I was thinking about the state thing
1v1, 4 very different damaging skills, without debuffs and buffs for 8 turns has:
53558 different states
4 294 967 296 branch ends with minimax

I was thinking that maybe you could bundle similar damages together and the number of states would be even more lower

But I got discouraged about thinking it in terms of states after I was thinking about attack buffs and defense debuffs. They will make a lot more states, because they alter the damage done of all the 4 damaging skills and then you could even have multiple buffs and debuffs and even stack them up to 6 times.

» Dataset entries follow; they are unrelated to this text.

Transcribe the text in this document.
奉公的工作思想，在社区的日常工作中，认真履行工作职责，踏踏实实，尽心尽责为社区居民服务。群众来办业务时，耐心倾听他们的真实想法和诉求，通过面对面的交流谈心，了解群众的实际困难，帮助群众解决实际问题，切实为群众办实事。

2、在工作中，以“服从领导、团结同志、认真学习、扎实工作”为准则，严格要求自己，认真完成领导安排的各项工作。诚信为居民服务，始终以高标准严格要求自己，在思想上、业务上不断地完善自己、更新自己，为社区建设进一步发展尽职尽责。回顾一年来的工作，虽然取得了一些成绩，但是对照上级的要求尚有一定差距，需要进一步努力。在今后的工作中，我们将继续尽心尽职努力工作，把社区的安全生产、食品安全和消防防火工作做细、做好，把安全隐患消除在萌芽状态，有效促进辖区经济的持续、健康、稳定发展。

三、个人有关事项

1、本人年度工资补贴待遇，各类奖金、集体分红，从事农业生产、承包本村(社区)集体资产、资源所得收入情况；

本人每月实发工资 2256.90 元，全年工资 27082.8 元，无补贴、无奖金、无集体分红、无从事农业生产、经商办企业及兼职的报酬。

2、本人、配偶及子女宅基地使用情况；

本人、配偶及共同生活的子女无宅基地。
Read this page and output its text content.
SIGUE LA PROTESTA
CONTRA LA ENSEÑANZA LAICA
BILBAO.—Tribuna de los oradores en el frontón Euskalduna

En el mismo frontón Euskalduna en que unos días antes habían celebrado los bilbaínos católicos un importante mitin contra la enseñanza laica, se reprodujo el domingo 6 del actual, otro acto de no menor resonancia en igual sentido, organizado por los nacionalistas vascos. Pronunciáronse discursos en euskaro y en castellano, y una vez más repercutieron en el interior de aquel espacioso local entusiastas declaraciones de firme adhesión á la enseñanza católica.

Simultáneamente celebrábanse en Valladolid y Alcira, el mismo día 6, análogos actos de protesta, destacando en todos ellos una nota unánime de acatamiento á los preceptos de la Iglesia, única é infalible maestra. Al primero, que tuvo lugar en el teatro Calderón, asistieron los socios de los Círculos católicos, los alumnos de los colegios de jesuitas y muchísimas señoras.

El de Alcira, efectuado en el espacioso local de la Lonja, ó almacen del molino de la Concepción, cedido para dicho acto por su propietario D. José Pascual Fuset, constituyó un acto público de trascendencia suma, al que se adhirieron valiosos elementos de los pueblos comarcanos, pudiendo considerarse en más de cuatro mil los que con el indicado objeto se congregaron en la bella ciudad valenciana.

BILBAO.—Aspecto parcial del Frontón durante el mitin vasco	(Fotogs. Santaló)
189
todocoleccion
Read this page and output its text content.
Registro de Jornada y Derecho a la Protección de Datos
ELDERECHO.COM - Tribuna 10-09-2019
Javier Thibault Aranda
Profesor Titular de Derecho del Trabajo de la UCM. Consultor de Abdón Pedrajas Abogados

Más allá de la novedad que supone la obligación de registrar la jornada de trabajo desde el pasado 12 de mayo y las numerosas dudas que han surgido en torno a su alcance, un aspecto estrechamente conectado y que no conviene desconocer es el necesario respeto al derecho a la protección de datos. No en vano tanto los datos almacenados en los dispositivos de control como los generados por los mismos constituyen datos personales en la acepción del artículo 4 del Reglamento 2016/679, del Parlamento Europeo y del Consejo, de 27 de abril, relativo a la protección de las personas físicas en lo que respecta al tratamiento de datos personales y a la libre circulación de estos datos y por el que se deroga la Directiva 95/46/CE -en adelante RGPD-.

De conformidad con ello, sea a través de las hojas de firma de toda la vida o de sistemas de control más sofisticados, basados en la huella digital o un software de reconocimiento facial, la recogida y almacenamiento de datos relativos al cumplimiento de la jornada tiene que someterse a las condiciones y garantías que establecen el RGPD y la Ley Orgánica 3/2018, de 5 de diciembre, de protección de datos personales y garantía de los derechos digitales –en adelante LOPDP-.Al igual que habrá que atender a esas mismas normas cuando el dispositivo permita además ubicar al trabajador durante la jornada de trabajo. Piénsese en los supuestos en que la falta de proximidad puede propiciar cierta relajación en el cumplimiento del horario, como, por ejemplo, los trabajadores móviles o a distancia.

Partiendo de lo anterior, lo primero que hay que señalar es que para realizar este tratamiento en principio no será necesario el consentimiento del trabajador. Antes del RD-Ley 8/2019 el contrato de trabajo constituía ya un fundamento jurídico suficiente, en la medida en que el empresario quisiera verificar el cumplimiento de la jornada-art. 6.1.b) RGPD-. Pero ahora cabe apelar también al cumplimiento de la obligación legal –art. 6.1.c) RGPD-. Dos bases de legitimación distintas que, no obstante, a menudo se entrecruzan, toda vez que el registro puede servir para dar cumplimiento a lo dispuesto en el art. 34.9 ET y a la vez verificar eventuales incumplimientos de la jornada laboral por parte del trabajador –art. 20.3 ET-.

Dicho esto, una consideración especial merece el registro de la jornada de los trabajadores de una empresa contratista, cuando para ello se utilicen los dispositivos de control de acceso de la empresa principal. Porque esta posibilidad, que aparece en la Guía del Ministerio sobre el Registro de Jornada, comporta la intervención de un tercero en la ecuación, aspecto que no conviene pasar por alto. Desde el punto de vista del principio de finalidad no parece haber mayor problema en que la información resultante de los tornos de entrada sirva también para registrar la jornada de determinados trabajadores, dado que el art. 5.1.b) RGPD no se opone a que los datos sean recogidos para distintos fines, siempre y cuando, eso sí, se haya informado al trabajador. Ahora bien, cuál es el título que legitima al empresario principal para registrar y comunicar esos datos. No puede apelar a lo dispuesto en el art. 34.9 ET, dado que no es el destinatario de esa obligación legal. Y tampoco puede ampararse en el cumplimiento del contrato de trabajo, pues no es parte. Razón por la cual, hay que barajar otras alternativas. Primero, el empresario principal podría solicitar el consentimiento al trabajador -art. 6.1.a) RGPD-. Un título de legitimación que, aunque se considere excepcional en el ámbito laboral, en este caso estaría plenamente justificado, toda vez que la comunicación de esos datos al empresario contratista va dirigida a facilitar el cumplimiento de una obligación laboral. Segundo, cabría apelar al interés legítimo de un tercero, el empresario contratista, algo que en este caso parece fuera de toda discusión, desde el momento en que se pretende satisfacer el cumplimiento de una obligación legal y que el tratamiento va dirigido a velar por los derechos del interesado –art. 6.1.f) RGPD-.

Also I think switching complicates things as well, but was discouraged by the approach earlier so haven't thought about how much does it do that

distant adder
#

It's good to size the problem, helps figure out an appropriate method. With a classical method it would be easier to develop the explanations but you probably need some kind of deep method to handle the states.

If you use the AlphaGo type model you will get a kind of explanation in that you will be able to output what the model thinks are the best scoring series of moves from the current position - this would be my preference. You may then want some explanation generator to produce something in text. Other models, such as dqn, you can also do that but only for the past moves because it doesn't look forward in the same way. Also, I don't think dqn will manage as well because the games are potentially so long it is likely to see states that are very different to those previously experienced in training.